Kinder's Organic BBQ Sauce Cali Gold
Kinder's is a family affair dating back to 1946 when founder John Kinder opened his first bay area meat market in San Pablo, CA. In 1982, Dan Kinder, along with his then wife Paula, purchased the business from his father and then moved it to Concord, CA in 1985. While the brick and mortar Kinder's expanded, Paula was the one who created an offshoot company called P. K. Kinder Co to handle the manufacturing and distribution of Kinder's branded sauces and marinades. The business is now currently into its third generation of family ownership and boasts 12 locations of the their meat and deli business along with 9 unique barbecue sauces on the manufacturing side, as well as numerous other seasonings, rubs, and marinades.

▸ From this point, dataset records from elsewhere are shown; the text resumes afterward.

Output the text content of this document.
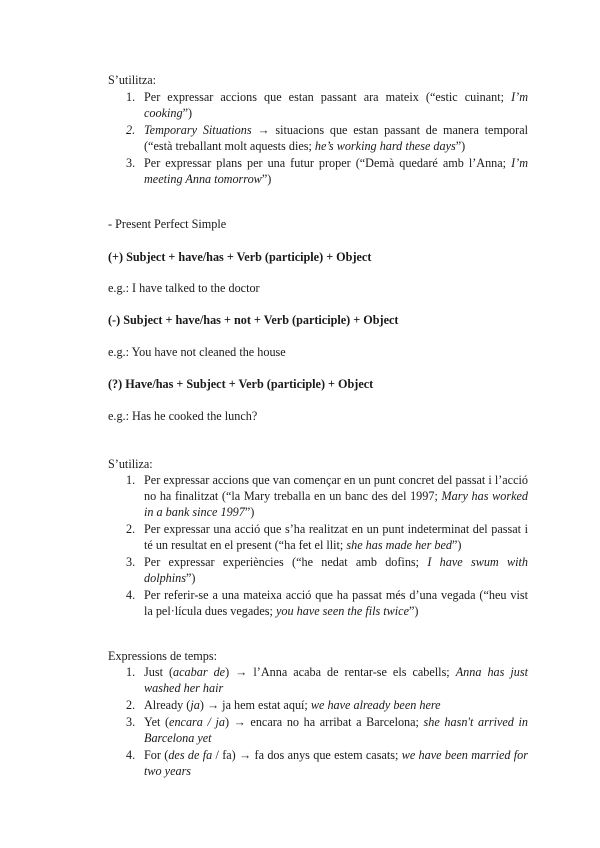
S’utilitza:

1. Per expressar accions que estan passant ara mateix (“estic cuinant; I’m cooking”)
2. Temporary Situations → situacions que estan passant de manera temporal (“està treballant molt aquests dies; he’s working hard these days”)
3. Per expressar plans per una futur proper (“Demà quedaré amb l’Anna; I’m meeting Anna tomorrow”)

- Present Perfect Simple

(+) Subject + have/has + Verb (participle) + Object

e.g.: I have talked to the doctor

(-) Subject + have/has + not + Verb (participle) + Object

e.g.: You have not cleaned the house

(?) Have/has + Subject + Verb (participle) + Object

e.g.: Has he cooked the lunch?

S’utiliza:

1. Per expressar accions que van començar en un punt concret del passat i l’acció no ha finalitzat (“la Mary treballa en un banc des del 1997; Mary has worked in a bank since 1997”)
2. Per expressar una acció que s’ha realitzat en un punt indeterminat del passat i té un resultat en el present (“ha fet el llit; she has made her bed”)
3. Per expressar experiències (“he nedat amb dofins; I have swum with dolphins”)
4. Per referir-se a una mateixa acció que ha passat més d’una vegada (“heu vist la pel·lícula dues vegades; you have seen the fils twice”)

Expressions de temps:

1. Just (acabar de) → l’Anna acaba de rentar-se els cabells; Anna has just washed her hair
2. Already (ja) → ja hem estat aquí; we have already been here
3. Yet (encara / ja) → encara no ha arribat a Barcelona; she hasn't arrived in Barcelona yet
4. For (des de fa / fa) → fa dos anys que estem casats; we have been married for two years
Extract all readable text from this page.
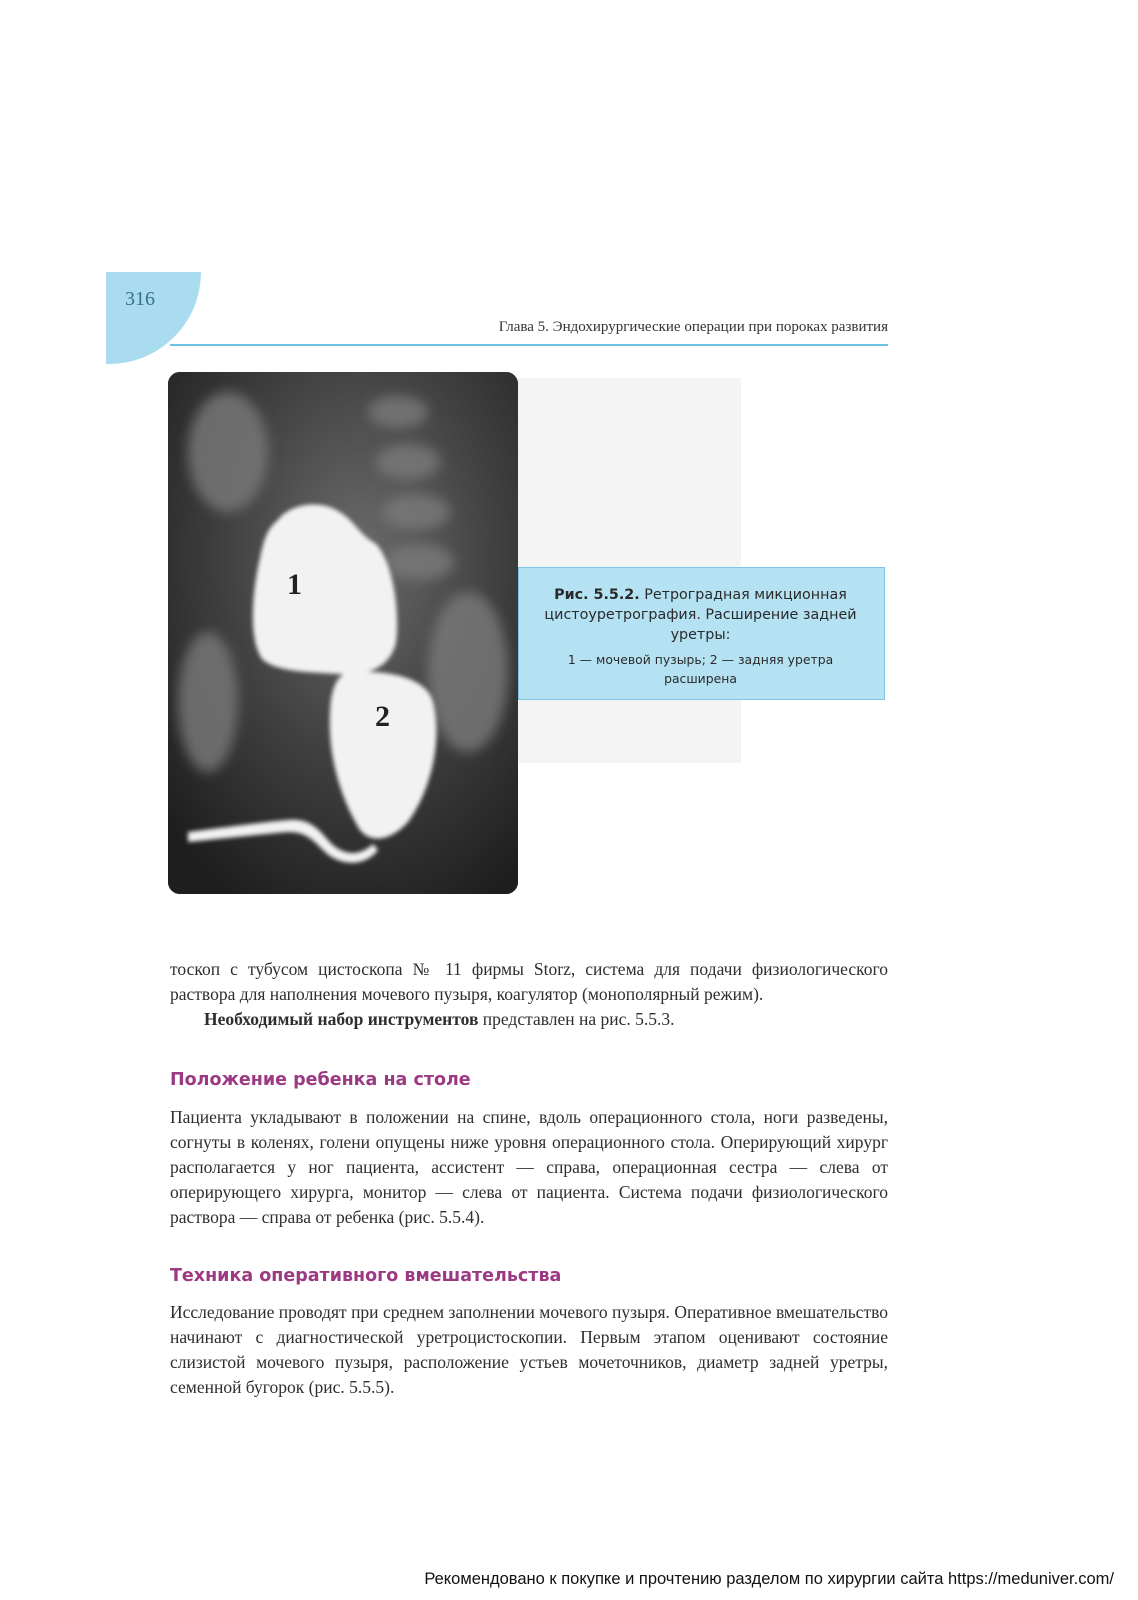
316
Глава 5. Эндохирургические операции при пороках развития
1
2
Рис. 5.5.2. Ретроградная микционная цистоуретрография. Расширение задней уретры:
1 — мочевой пузырь; 2 — задняя уретра расширена

тоскоп с тубусом цистоскопа № 11 фирмы Storz, система для подачи физиологического раствора для наполнения мочевого пузыря, коагулятор (монополярный режим).

Необходимый набор инструментов представлен на рис. 5.5.3.

Положение ребенка на столе

Пациента укладывают в положении на спине, вдоль операционного стола, ноги разведены, согнуты в коленях, голени опущены ниже уровня операционного стола. Оперирующий хирург располагается у ног пациента, ассистент — справа, операционная сестра — слева от оперирующего хирурга, монитор — слева от пациента. Система подачи физиологического раствора — справа от ребенка (рис. 5.5.4).

Техника оперативного вмешательства

Исследование проводят при среднем заполнении мочевого пузыря. Оперативное вмешательство начинают с диагностической уретроцистоскопии. Первым этапом оценивают состояние слизистой мочевого пузыря, расположение устьев мочеточников, диаметр задней уретры, семенной бугорок (рис. 5.5.5).

Рекомендовано к покупке и прочтению разделом по хирургии сайта https://meduniver.com/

An equal dose of sweet tomato and pungent mustard fill the nose on first whiff of this sauce. There's a medium tang the really cements the sauce as barbecue, then some background notes of garlic and onion give it a little extra push in that direction. There's a faint hint of spicy peppers in there, but mainly the aroma is fairly simple and straightforward with that tomato/mustard combo doing most of the work.
Thickness & Texture
This rusty orange sauce has a very smooth consistency with a semi-glossy sheen to its surface. Despite the relatively light hue, you can't seem much in the way of spices save for a couple red specs here and there. The sauce's thickness lands right in the center of the scale, and with a medium syrupy character, it falls from a suspended spoon in a large drip at first followed by a stream of smaller, fast drips. Once most of the sauce has released, the pour changes to a few slower drips, then ceases and leaves a medium coating of sauce left clinging to the silverware.
Out of the Jar
A fairly sweet tomato flavor starts out the taste and stays that way for a few seconds. Once the sauce settles on the tongue, it gains depth from a mixture of tart vinegar and pungent mustard, but both of those elements are kept in check by the sugary tomato. The longer the sauce sits, the more the vinegar adds tang, and as it begins to reach a crescendo, background spices make a short appearance, mainly with garlicky and oniony notes, but there's a mild peppery kick too that then gains dominance in the aftertaste, leaving a final sweet, fruity, tangy, and mildly spicy flavor lingering.
Slathered & Cooked
This sauce coated the chicken in a medium, even layer that baked down well over indirect heat. When moved directly over the coals, there was medium caramelization with no burning and only minimal sauce loss. The initial flavor remained mostly unchanged after being cooked with a sweet tomato profile that had complexities added by way of mustard and vinegar. The other elements, like the spices, were missing though, keeping the flavor pretty simple. That lighter touch meant it didn't overpower the natural taste of the chicken. The sauce was also notably sticky, creating the need to lick my fingers once the leg was done.
Put to Use
During my last trip to the grocery store, I purposefully picked a number of mustard based-sauces to help me add some depth to that category in my reviews. After choosing Carolina Gold as one of the sauces to try out, it felt fitting to add Cali Gold to the mix and see how different each coast was. The Carolina Gold was a true mustard sauce, with that pungent and sharp flavor right up front, while Cali Gold treaded familiar sweet tomato sauce territory, using mustard to add some underlaying depth. The balance worked pretty well, but I also kept finding myself wishing there a little more to the sauce to make it pop, especially after being cooked when the light touches of pepper, garlic, and onion became lost. The sauce did perform well on the grill, so I would say it works both raw and cooked, but for applications where it's exposed to heat, whatever this sauce is coating could benefit from a spice rub layer to add in some of that missing complexity. The sauce was a good compliment to the light flavor of the chicken, but I do think items with heavier touches like ribs, pork chops, and turkey, would benefit from a the addition of a rub as well.